Nadere regel subsidie Inclusie en Diversiteit gemeente Utrecht

Dit is een toekomstige tekst! Geldend vanaf 01-01-2025

Intitulé

Nadere regel subsidie Inclusie en Diversiteit gemeente Utrecht

Burgemeester en wethouders van de gemeente Utrecht;

  • gelet op artikel 156 lid 3 Gemeentewet;

  • gelet op artikel 3 lid 2 van de Algemene Subsidieverordening gemeente Utrecht;

Gezien:

  • Beleidsnota Inclusie en Diversiteit 2024 - 2033 van 29 februari 2024

Overwegende dat:

  • Beleidsnota inclusie en diversiteit is vastgesteld op 29 februari 2024. Dit geeft hernieuwde kaders voor het verstrekken van subsidies;

  • Gemeente Utrecht inclusie en gelijke kansen in Utrecht wil bevorderen;

  • Gemeente Utrecht de (organisatie)kracht, creativiteit en innovatie van inwoners wil aanjagen en stimuleren.

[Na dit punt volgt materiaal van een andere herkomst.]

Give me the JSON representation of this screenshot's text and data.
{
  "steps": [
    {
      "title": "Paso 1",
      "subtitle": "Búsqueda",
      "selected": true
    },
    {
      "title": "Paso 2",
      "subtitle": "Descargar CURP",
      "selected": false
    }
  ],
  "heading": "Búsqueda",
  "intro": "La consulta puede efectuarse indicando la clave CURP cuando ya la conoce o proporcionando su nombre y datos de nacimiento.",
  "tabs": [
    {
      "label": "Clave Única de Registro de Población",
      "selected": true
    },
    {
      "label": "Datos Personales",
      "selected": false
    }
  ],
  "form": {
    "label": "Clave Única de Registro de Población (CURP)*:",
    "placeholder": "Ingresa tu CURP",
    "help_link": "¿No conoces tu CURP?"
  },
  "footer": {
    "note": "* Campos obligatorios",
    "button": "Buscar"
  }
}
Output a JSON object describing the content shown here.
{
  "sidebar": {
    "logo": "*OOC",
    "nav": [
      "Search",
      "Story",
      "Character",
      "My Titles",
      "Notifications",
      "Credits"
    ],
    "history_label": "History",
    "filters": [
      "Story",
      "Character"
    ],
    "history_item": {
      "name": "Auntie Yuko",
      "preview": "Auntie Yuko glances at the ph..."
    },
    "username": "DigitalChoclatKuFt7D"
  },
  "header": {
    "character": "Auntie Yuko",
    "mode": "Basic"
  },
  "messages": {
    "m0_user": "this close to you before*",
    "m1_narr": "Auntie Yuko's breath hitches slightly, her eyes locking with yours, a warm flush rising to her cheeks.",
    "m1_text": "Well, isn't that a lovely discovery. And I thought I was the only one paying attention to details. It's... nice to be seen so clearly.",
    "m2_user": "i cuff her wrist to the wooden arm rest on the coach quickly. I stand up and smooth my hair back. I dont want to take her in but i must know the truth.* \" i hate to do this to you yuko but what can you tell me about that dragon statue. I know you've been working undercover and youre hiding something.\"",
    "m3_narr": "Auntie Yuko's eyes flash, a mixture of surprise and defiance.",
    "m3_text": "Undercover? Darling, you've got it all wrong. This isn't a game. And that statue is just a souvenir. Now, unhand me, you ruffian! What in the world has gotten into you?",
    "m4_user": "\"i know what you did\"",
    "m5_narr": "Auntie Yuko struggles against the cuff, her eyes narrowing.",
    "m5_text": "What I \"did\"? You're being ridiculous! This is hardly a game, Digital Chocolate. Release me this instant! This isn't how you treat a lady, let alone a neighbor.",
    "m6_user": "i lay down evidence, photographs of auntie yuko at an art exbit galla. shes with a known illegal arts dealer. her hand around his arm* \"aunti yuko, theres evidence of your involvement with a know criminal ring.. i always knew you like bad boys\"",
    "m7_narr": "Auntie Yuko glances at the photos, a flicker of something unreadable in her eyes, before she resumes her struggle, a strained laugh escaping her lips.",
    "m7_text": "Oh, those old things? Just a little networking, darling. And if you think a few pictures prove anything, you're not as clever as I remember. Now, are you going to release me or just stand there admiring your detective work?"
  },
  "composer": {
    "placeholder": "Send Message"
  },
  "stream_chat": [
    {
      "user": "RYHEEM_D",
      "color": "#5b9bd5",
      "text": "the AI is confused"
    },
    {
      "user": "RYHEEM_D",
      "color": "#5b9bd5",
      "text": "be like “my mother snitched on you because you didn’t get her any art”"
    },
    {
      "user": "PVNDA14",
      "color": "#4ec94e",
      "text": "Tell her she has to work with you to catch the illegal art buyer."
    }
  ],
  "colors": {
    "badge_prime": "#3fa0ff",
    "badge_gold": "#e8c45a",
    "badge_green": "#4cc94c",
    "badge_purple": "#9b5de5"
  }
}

  • Gemeente Utrecht de uitvoering van de beleidsnota in co-creatie met de stad beoogt te doen;

Besluiten vast te stellen de volgende Nadere regel subsidie Inclusie en Diversiteit gemeente Utrecht

Artikel 1 Begrippenlijst

Deze nadere regel verstaat onder:

  • Activiteit: De term ‘activiteit’ kan letterlijk een enkele activiteit betekenen. Het kan ook staan voor een project bestaande uit meerdere activiteiten of een langdurig programma.

  • Asv : de Algemene subsidieverordening Utrecht.

  • Awb : Algemene wet bestuursrecht.

  • Burgemeester en wethouders: burgemeester en wethouders van de gemeente Utrecht.

  • Discriminatie: Discriminatie is mensen anders behandelen, achterstellen of uitsluiten op basis van (persoonlijke) kenmerken.

  • Diversiteit: Diversiteit gaat over alle manieren waarop mensen van elkaar verschillen. Denk hierbij aan zichtbare kenmerken, zoals sekse, leeftijd, huidskleur maar ook aan onzichtbare elementen, zoals seksuele voorkeur, cultuur, economische status.

  • Inclusie: Het principe waarbij iedereen op gelijkwaardige en rechtvaardige manier kan meedoen in de samenleving en in vrijheid en veiligheid zichzelf kan zijn.

  • Kennis, ervaring en expertise: Hiermee bedoelen we ervaringskennis, ervaringsdeskundigheid, praktijkkennis, wetenschappelijke kennis en ook specifieke vaardigheden relevant voor de inhoud van beoogde activiteit.

  • Kruispuntdenken: Het kruispuntdenken, ook wel intersectionaliteit, is een manier van denken waarbij rekening gehouden wordt met verschillende vormen van meervoudige discriminatie of privileges die een persoon kan ervaren. Bijvoorbeeld op basis van seksuele oriëntatie, leeftijd, gender, haarstijl en religieuze overtuiging. Al deze factoren beïnvloeden en versterken elkaar, waardoor unieke ervaringen van discriminatie of privileges ontstaan.

  • Mensen in een gemarginaliseerde positie: Gemarginaliseerd verwijst naar individuen of groepen in de samenleving die in een positie verkeren van systematische uitsluiting en/of achterstelling, vaak door factoren zoals etniciteit, huidskleur, sekse, sociaaleconomische status, leeftijd en/of andere kenmerken. Mensen in een gemarginaliseerde positie ervaren specifieke uitdagingen en barrières om gelijke toegang tot middelen en kansen te verkrijgen.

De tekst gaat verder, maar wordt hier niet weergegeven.